Evaluation: Holds in direction, imprecise in machinery. An efference copy is a real-time predictive signal issued alongside a motor command to cancel expected sensory consequences (this is why you can’t tickle yourself). A recipe is not an efference copy — it’s a stored procedure, issued offline, without the tight temporal coupling to action. The better formal term would be feedforward control or precision-weighted prior with clamped precision. The functional claim sisuon makes — that the recipe attenuates contact with the actual — is correct. The specific mechanism name is borrowed loosely from the pratfall-note and should be read as an extended analogy rather than a precise reinstantiation.

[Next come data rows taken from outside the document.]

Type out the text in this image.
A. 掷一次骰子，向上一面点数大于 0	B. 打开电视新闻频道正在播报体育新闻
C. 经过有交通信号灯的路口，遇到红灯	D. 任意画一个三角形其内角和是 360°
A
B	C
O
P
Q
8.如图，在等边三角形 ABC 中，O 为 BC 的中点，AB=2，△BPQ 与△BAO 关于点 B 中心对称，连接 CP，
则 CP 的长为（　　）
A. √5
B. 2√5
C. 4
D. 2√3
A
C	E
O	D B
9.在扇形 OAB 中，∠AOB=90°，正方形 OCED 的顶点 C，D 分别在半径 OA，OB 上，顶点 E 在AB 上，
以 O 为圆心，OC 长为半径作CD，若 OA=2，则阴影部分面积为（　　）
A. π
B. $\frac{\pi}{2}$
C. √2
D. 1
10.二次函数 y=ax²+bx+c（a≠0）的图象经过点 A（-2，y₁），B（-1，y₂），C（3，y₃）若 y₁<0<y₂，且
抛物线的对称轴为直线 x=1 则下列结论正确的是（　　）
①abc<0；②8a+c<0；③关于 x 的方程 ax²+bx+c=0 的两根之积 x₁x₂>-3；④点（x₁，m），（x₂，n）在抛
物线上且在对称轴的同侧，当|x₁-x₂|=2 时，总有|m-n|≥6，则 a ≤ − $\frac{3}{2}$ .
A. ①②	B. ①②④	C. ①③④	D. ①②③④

Concept map of the jar-system:

  [ kitchen ambient ]                    ← source of variability

      │  thermal, microbial, hygrometric flux (regulated rate)

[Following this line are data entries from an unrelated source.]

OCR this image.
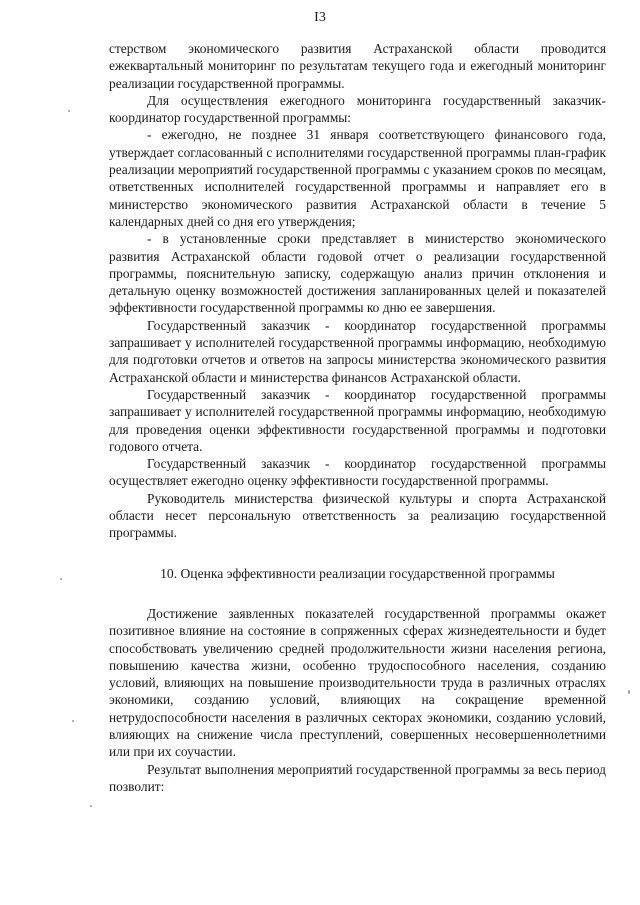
I3

стерством экономического развития Астраханской области проводится ежеквартальный мониторинг по результатам текущего года и ежегодный мониторинг реализации государственной программы.

Для осуществления ежегодного мониторинга государственный заказчик-координатор государственной программы:

- ежегодно, не позднее 31 января соответствующего финансового года, утверждает согласованный с исполнителями государственной программы план-график реализации мероприятий государственной программы с указанием сроков по месяцам, ответственных исполнителей государственной программы и направляет его в министерство экономического развития Астраханской области в течение 5 календарных дней со дня его утверждения;

- в установленные сроки представляет в министерство экономического развития Астраханской области годовой отчет о реализации государственной программы, пояснительную записку, содержащую анализ причин отклонения и детальную оценку возможностей достижения запланированных целей и показателей эффективности государственной программы ко дню ее завершения.

Государственный заказчик - координатор государственной программы запрашивает у исполнителей государственной программы информацию, необходимую для подготовки отчетов и ответов на запросы министерства экономического развития Астраханской области и министерства финансов Астраханской области.

Государственный заказчик - координатор государственной программы запрашивает у исполнителей государственной программы информацию, необходимую для проведения оценки эффективности государственной программы и подготовки годового отчета.

Государственный заказчик - координатор государственной программы осуществляет ежегодно оценку эффективности государственной программы.

Руководитель министерства физической культуры и спорта Астраханской области несет персональную ответственность за реализацию государственной программы.

10. Оценка эффективности реализации государственной программы

Достижение заявленных показателей государственной программы окажет позитивное влияние на состояние в сопряженных сферах жизнедеятельности и будет способствовать увеличению средней продолжительности жизни населения региона, повышению качества жизни, особенно трудоспособного населения, созданию условий, влияющих на повышение производительности труда в различных отраслях экономики, созданию условий, влияющих на сокращение временной нетрудоспособности населения в различных секторах экономики, созданию условий, влияющих на снижение числа преступлений, совершенных несовершеннолетними или при их соучастии.

Результат выполнения мероприятий государственной программы за весь период позволит:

  ┌─── jar boundary (permeable, rate-controlling) ───┐
  │                                                   │
  │   culture: multi-species microbial ecology        │
  │   ⇅ coupled to feeding schedule (periodic input)  │
  │   ⇅ dynamic equilibrium (attractor)               │
  │                                                   │
  └─── observer interface: Lourdes's hands ───────────┘


  [ observer's generative model + sensorimotor channel ]
      │  updated by prediction error per feeding

  [ sovereignty = reading fluency over this loop ]

The farm-system differs in exactly two edges: the boundary is impermeable (or its permeability is engineered away), and the observer interface is replaced by a measurement-and-command stack. The recipe-system differs in one edge: the observer’s generative model is overwritten by a stored procedure that ignores prediction error.


Summary assessment.

The strongest structural claim in this document is Claim 1: walls sorted by whether they maintain or collapse gradients. This is not metaphor — it is a real distinction in non-equilibrium thermodynamics, and sisuon’s derivation of it (permeability as rate, not barrier) is correct. Claim 2 is a sound distributed-state argument that would be cleaner under a tensegrity rather than vault metaphor. Claim 3 maps precisely onto active inference if you accept the conflation of epistemic and psychophysical thresholds; flag the conflation, keep the argument. Claim 4 is directionally correct but misuses “efference copy” — substitute “feedforward open-loop control” and the claim tightens.

What would make the whole precise: specify what is being conserved across the gradient (information? free energy? species diversity?), name the observer’s loss function, and the argument becomes a formal claim about which control architectures preserve the epistemic channel between agent and culture. sisuon has, in prose, described the architecture correctly. The math is available when anyone wants it.